Are you checking the temps at the substrate level? Ventilation is important but circulation is equally so if the frogs are to be allowed to cool themselves as they would in nature, evaporatively. I would use the search feature to find posts on ventilation, circulation, and acceptable temps. Pay close attention to any posts by Ed. I don't think anyone would argue that he is our best source for reliable information.


----------



## Kyman (Sep 18, 2015)

I'm actually checking it at the top of my tank should I do it more at a substrate level?


----------



## pdfCrazy (Feb 28, 2012)

There are several methods to go about acheiving your desired results, some more effective than others, and will depend on whats available to you.

#1 Cool the whole house or room to cool the tank. This is what I do. But I have 40+ tanks and a 90 gallon reef tank a dog a cat and a wife 

2.) If it is a temporary temp spike, you can use bags of ice cubes on the top of the tank to cool the tank down. Its effective, but obviously ice cubes melt and need replaced.

3.) The most effective route for a single or a few tanks though, is Evaporative cooling. Place small personal desktop or clip fans blowing across the tank. Its important it be blowing across wherever you have your ventilation. Evaporating water creates a cooling effect. Its how swamp coolers work. But, it can be necessary to increase your spraying or misting so the tank does not dry out to much.

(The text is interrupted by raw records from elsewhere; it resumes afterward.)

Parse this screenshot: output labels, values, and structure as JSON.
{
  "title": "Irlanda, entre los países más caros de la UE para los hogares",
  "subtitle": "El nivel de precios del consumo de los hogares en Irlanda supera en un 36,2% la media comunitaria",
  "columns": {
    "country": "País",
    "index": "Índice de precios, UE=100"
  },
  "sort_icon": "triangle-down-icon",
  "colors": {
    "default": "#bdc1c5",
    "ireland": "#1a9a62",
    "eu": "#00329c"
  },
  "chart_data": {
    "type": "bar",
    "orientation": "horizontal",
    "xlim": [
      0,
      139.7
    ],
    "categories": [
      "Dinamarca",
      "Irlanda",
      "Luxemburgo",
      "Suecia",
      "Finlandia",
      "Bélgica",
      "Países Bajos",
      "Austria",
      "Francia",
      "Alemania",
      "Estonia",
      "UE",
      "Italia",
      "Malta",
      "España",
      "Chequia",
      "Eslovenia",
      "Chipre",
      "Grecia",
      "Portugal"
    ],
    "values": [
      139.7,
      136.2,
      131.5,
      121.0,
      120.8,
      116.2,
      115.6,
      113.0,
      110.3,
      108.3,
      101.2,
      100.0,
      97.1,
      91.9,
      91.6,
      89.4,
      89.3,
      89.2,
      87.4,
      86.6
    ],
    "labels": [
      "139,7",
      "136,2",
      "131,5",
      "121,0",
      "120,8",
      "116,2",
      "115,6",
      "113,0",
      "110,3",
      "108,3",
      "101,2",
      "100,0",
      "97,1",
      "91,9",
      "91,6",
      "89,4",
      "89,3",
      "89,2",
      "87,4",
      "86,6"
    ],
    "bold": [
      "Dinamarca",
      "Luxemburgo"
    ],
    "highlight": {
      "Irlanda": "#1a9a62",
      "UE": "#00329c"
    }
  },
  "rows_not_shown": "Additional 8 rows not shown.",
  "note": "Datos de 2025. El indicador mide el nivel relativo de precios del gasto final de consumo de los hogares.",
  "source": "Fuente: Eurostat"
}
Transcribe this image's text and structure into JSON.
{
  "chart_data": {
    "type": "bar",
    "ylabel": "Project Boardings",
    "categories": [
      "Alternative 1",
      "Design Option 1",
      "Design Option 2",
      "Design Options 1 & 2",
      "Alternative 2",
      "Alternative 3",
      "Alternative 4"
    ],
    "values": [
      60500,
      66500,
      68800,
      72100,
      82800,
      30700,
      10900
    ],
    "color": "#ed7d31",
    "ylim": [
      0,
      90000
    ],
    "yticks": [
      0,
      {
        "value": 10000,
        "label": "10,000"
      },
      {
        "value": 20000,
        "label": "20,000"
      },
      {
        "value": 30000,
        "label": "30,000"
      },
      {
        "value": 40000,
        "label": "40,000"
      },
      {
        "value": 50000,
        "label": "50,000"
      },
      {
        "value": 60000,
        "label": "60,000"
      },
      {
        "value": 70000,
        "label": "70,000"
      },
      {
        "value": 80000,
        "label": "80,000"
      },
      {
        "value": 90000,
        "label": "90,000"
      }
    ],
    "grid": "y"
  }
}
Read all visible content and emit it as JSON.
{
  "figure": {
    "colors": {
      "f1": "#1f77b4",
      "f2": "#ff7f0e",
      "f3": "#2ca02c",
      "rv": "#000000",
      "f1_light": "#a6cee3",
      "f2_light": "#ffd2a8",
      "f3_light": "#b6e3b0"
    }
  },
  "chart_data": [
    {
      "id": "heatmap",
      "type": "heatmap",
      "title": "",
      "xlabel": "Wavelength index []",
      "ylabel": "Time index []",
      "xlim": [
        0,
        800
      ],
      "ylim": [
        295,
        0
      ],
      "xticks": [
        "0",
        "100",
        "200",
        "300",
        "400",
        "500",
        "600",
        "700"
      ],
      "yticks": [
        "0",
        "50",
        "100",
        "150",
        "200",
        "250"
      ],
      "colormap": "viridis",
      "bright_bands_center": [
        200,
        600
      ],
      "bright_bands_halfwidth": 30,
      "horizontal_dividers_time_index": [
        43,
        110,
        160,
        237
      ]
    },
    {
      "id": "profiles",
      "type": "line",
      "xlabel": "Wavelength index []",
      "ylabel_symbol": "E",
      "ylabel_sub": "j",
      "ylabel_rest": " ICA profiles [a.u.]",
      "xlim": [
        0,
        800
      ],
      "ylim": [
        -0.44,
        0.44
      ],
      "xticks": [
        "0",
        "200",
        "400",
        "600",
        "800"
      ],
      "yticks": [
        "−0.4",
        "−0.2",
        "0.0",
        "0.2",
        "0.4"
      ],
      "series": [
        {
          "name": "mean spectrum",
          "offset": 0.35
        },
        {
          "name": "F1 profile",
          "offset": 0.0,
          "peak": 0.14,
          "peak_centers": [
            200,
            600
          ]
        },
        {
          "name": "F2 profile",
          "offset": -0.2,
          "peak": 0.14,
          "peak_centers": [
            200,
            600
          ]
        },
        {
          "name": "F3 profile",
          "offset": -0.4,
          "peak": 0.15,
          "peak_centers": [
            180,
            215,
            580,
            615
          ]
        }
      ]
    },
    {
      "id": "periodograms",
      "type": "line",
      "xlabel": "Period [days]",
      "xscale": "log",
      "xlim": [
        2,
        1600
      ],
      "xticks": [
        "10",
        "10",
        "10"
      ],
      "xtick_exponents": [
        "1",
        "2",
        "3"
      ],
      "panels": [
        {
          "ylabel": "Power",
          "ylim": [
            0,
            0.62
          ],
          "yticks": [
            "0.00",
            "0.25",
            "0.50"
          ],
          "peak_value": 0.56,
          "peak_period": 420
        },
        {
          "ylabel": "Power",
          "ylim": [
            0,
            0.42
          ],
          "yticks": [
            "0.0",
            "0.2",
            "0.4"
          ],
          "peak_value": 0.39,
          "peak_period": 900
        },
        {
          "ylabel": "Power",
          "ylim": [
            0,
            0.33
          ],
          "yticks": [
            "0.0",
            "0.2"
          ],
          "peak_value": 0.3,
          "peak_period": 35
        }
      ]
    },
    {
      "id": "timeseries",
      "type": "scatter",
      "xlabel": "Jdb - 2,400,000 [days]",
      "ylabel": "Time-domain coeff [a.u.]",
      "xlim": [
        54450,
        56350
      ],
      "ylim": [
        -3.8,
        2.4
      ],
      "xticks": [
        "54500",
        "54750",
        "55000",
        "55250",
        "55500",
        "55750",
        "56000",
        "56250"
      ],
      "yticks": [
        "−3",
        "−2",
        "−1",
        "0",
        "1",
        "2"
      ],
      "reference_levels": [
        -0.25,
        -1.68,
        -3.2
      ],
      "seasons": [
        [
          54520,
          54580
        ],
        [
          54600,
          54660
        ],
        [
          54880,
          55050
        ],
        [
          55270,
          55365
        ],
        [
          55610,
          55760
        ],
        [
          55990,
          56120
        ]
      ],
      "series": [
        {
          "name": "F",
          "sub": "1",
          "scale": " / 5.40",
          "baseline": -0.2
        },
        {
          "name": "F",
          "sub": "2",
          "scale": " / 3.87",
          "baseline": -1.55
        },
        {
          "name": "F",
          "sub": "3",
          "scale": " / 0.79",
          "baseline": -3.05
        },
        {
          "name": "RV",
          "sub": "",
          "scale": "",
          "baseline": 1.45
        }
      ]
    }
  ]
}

Also along with this method, its good to back the lights off a bit from the enclosure if its posible.


----------



## aspidites73 (Oct 2, 2012)

Kyman said:


> I'm actually checking it at the top of my tank should I do it more at a substrate level?


Yes, I would check it at multiple locations as temperatures tend to stratify. If your highs at the top of the viv are 84, you may well find other locations are suitable and give the frogs the ability to choose microclimates. Even at 84 degrees, with proper air movement and humidity levels (60-80%), you should be fine.


----------



## jdooley195 (Oct 19, 2009)

What type of lighting are you using and how close to the top of the tank is it? This could be a very simple fix if you have two 40 watt bulbs sitting on your tank or something...


----------



## Kyman (Sep 18, 2015)

jdooley195 said:


> What type of lighting are you using and how close to the top of the tank is it? This could be a very simple fix if you have two 40 watt bulbs sitting on your tank or something...


 I'm using led lights and they are about 2inch from my glass lid.


----------



## Kyman (Sep 18, 2015)

pdfCrazy said:


> There are several methods to go about acheiving your desired results, some more effective than others, and will depend on whats available to you.
> 
> #1 Cool the whole house or room to cool the tank. This is what I do. But I have 40+ tanks and a 90 gallon reef tank a dog a cat and a wife
> 
> ...


 thank you so much for the tips and I did end up checking in other parts of my tank and they were around 76-78 and my humidity I'm still tweaking, on average it's about 85-90 but I'm slowly starting to lower it. I am looking into getting a computer fan. How did you setup your fan that's my only problem is finding a good place to put it and set it up?


----------